Por Pedro Corzo historiador y periodista
En las propuestas y operaciones
políticas más tolerantes y plurales, subyacen, en ocasiones explícitamente,
ciertas expresiones de violencia que a veces se concretan generando un
ambiente de confrontación que puede derivar en cruentos conflictos, situación
en la que es aplicable la expresión de Carl von Clausewitz, de que
“la guerra es la continuación de la política por otros medios”.
Por suerte, para beneficio del ciudadano y la comunidad, la mayoría de quienes incursionan en la gestión pública son partidarias del debate de ideas y propuestas. Rechazan cualquier manifestación de violencia más allá de las pasiones que genera la controversia, y son partidarias de la conciliación por medio del dialogo y las negociaciones.
Por suerte, para beneficio del ciudadano y la comunidad, la mayoría de quienes incursionan en la gestión pública son partidarias del debate de ideas y propuestas. Rechazan cualquier manifestación de violencia más allá de las pasiones que genera la controversia, y son partidarias de la conciliación por medio del dialogo y las negociaciones.

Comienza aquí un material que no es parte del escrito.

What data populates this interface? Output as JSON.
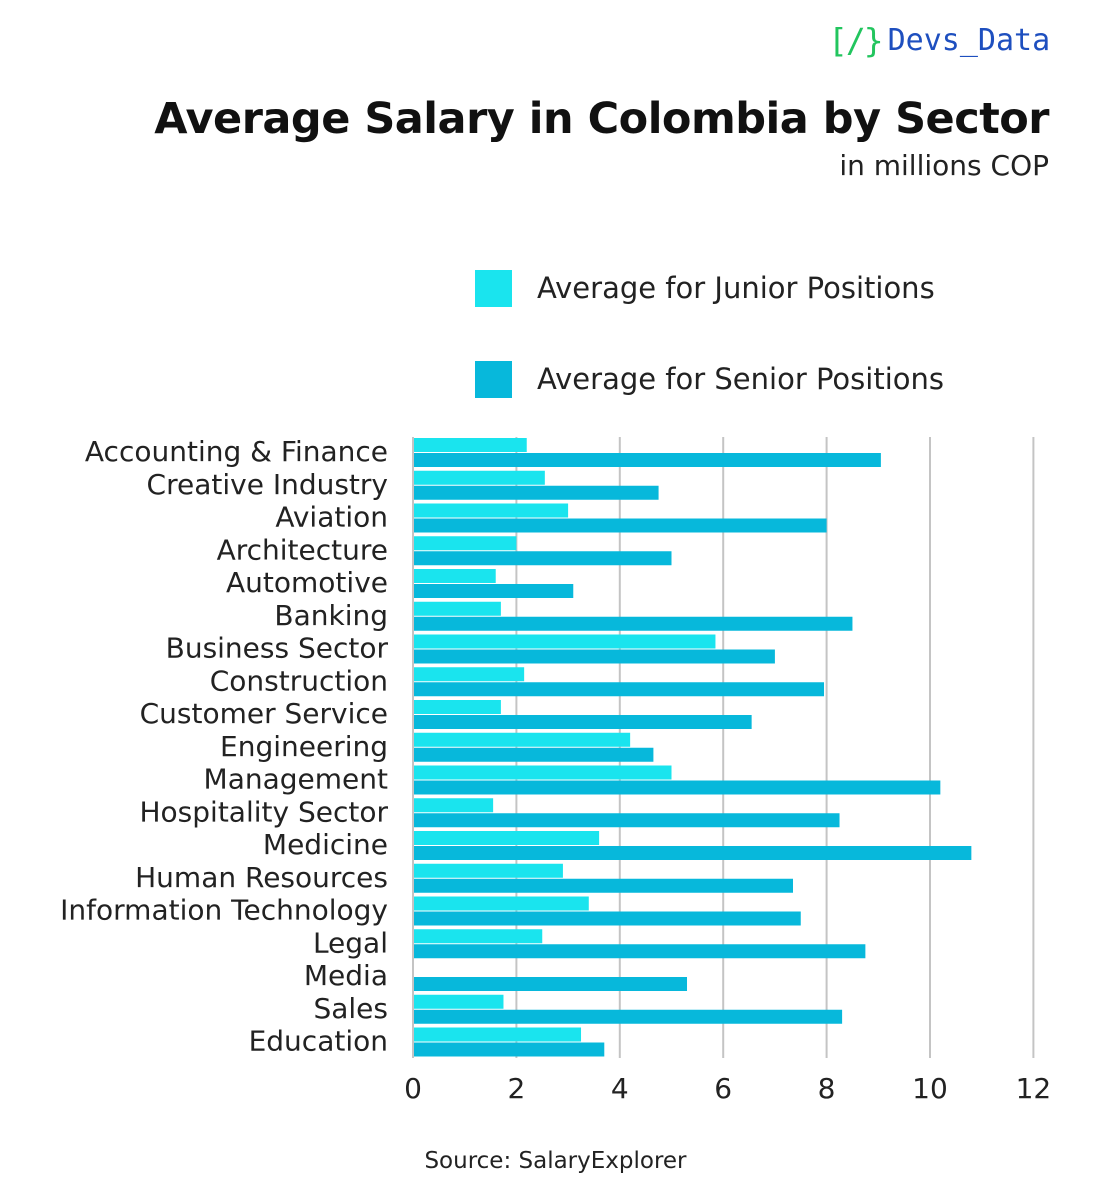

Sin embargo, no faltan quienes
piensan de forma opuesta al filósofo militar alemán al considerar que la
política es una forma de hacer la guerra, en la que el vencedor tiene la
potestad de imponer su voluntad y proceder de acuerdo a su exclusivo beneficio
y el de sus partidarios.
En ocasiones la porfía
puede ser muy acre, amarga y punzante, sin embargo, cuando termina la
lid, las partes que participaron en la discusión tienden a buscar puntos de
encuentros y conciliación, lo que algunos llaman cultura democrática, no
obstante, esa convivencia puede resultar afectada, cuando los candidatos
recurren a la violencia verbal, la descalificación y amenaza a sus rivales.
Ningún país, por sólidas que
sean sus instituciones cívicas, está exento de estos individuos que piensan que
la gestión pública es un campo de batalla, en la que el uso de cualquier
arma está justificado. Para ellos, la violencia, es el único medio efectivo
para hacer avanzar sus proyectos.
Su vía hacia el gobierno es la
confrontación. No consideran otra alternativa, aunque en el país que
operen, existan oportunidades de influenciar en la sociedad de forma
pacífica y cambiar el gobierno a través del voto.
La actuación de Hugo Chávez en
Venezuela testimonia como aun en las sociedades democráticas surgen caudillos
que prefieren imponer su voluntad por la fuerza. Chávez apeló a las elecciones
al fracasar el golpe militar que comandó, al igual que Evo Morales en Bolivia,
que acudió a la generación del caos social para presentarse como única
alternativa de gobernabilidad.
Estos mandatarios por su
práctica mostraron ser enemigos de las instituciones democráticas, con el
agravante, que cuando tomaron el poder, corrompieron la conciencia del elector
con propuestas demagógicas que devastan los progresos cívicos alcanzados.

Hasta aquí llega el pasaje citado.